Entonces lo oyó reír: una risa cristalina de niño, espontánea, purísima, que cruzaba
el jardín como un animalillo. No esperó más: extrajo la vela de su saco, juntó
a tientas ramas, terrones y piedrecitas y trabajó rápidamente hasta asegurar la
vela sobre la piedra. Luego con extrema delicadeza para evitar que la vela
perdiera el equilibrio, colocó encima la calavera. Presa de gran excitación,
uniendo sus pestañas al macizo cuerpo aceitado para verlo mejor, comprobó de
nuevo que la medida era justa: por el orificio del cráneo asomaba un puntito
blanco como un nardo. No pudo continuar observando. El padre había elevado la
voz y, aunque las palabras eran todavía incomprensibles, don Eulogio supo que
se dirigía al niño. Hubo en ese momento como un cambio de palabras entre las
tres personas: la voz gruesa del padre, cada vez más enérgica, el rumor
melodioso de la mujer, los cortos gritos destemplados del nieto. El ruido cesó
de pronto. El silencio fue brevísimo: lo interrumpió como una explosión este
último. “Pero conste: hoy acaba el castigo. Dijiste siete días y hoy se acaba.

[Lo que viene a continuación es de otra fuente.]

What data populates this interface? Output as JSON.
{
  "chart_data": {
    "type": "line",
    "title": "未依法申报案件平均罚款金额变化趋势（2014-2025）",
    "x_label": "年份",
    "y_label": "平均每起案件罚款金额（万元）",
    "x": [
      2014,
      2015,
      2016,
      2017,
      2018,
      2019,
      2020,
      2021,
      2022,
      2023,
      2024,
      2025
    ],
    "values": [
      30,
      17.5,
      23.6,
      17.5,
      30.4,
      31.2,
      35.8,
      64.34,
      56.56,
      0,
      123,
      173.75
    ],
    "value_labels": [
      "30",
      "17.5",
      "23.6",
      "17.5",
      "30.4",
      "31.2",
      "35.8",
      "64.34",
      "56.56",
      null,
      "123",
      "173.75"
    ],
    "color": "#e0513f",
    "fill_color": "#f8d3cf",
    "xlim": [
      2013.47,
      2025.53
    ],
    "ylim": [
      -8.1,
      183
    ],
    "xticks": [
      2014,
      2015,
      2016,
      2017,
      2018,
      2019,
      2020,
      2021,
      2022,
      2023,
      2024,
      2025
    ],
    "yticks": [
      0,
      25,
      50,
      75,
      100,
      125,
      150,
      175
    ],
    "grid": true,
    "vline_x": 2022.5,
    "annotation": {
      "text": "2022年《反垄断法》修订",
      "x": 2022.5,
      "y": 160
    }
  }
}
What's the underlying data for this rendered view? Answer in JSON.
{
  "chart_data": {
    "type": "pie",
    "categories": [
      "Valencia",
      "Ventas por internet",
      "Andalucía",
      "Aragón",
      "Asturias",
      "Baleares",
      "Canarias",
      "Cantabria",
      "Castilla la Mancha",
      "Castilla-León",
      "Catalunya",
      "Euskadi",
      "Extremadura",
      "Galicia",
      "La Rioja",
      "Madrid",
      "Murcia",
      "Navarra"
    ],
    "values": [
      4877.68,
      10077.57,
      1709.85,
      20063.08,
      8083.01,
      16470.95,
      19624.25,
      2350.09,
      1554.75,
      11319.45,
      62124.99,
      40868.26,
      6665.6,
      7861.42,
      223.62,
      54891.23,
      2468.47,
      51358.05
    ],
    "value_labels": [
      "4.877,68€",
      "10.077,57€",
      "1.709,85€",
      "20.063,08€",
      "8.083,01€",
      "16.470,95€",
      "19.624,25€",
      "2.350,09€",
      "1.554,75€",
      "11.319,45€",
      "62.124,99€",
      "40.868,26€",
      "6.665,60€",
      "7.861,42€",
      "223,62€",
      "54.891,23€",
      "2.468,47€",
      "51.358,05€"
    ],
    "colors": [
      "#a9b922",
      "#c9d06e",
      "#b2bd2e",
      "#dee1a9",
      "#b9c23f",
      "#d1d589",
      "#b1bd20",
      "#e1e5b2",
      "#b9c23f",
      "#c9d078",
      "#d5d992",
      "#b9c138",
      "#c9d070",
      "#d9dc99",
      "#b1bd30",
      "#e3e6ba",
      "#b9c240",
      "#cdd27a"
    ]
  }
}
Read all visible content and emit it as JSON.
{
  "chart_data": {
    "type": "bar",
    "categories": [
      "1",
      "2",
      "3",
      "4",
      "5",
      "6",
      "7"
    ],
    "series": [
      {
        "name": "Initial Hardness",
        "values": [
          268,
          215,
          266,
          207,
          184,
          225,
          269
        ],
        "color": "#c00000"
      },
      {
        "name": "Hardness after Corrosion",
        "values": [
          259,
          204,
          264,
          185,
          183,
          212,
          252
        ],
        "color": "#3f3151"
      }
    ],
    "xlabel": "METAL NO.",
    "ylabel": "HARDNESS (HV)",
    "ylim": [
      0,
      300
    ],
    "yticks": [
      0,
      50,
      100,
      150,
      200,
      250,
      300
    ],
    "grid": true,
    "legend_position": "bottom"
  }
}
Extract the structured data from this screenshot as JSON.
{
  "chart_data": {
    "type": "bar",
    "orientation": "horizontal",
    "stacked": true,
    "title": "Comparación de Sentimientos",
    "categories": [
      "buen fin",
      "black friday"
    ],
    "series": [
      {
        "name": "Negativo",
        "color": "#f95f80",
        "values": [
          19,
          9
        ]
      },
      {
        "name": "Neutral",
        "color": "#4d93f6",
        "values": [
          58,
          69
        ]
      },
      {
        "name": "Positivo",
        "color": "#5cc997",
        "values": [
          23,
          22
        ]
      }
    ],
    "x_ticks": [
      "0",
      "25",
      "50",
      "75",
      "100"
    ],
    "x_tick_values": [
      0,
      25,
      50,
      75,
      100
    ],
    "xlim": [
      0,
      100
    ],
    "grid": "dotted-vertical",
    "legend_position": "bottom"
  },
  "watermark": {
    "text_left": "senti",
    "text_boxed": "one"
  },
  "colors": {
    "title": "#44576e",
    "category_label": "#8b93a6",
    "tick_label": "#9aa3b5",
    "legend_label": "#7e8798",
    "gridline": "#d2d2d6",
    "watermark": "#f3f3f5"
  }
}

Mañana ya no voy”. Con las últimas palabras escuchó pasos precipitados, pero
casi de inmediato dejó de oírlos.
¿Venía corriendo? Era el momento decisivo. Don Eulogio
venció el ahogo que le estrangulaba y concluyó su plan. El primer fósforo dio
solo un fugaz hilito azul. El segundo prendió bien. Quemándose las uñas, pero
sin sentir dolor, lo mantuvo junto a la calavera, aun segundos después de que
la vela estuviera encendida. Dudaba, porque lo que veía no era exactamente la
imagen que supuso cuando una llamarada sorpresiva creció entre sus manos con un
brusco crujido, como de muchas ramas secas quebradas a la vez, y entonces quedó
la calavera iluminada del todo, echando fuego por las cuencas, por el cráneo,
por los huesos de la nariz y de la boca. “Se ha prendido toda”, exclamó
maravillado. Había quedado inmóvil, repitiendo como un disco: “fue el aceite,
fue el aceite”, estupefacto y embrujado ante el espectáculo medio macabro,
medio mágico de la calavera en llamas.
Justamente en ese instante escuchó el grito. Fue un
grito salvaje, como un alarido de animal herido, que se cortó de golpe. El niño
estaba delante de él, en el círculo iluminado por el fuego, con las manos
retorcidas frente a su cuerpo y los dedos crispados. Lívido, estremecido de
terror, tenía los ojos y la boca muy abiertos y estaba rígido y mudo y rígido,
haciendo unos extraños ruidos con la garganta, como roncando. “Me ha visto, me
ha visto”, se decía don Eulogio, con pánico. Pero al mirarlo supo de inmediato
que no lo había visto, que su nieto no podía ver otra cosa que aquel rostro de
huesos que llameaba. Sus ojos estaban inmovilizados, con un terror profundo y
eterno retratado en ellos, fijamente prendidos al fuego y a aquella forma que
se carbonizaba. Don Eulogio vio también que a pesar de tener los pies hundidos
como garfios en la tierra, su cuerpo estaba sacudido por convulsiones
violentas. Todo había sido simultáneo: la llamarada, el espantoso aullido, la
visión de esa figura de pantalón corto súbitamente poseída de espanto. Pensaba
entusiasmado que los hechos habían sido incluso más perfectos que su plan,
cuando sintió muy cerca voces y pasos que avanzaban y entonces, ya sin cuidarse
del ruido, dio media vuelta y a saltos, apartándose del sendero, destrozando
con sus pisadas los macizos de crisantemos y rosales que entreveía en su
carrera a medida que lo alcanzaban los reflejos de la llama, cruzó el espacio
que lo separaba de la puerta. La atravesó junto con el grito de la mujer,
salvaje también pero menos puro que el de su nieto. No se detuvo ni volvió la
cabeza. En la calle, un viento frío hendió su frente y sus escasos cabellos,
pero no lo notó y siguió caminando, despacio, rozando con el hombro el muro de
la huerta sonriendo satisfecho, respirando mejor, más tranquilo.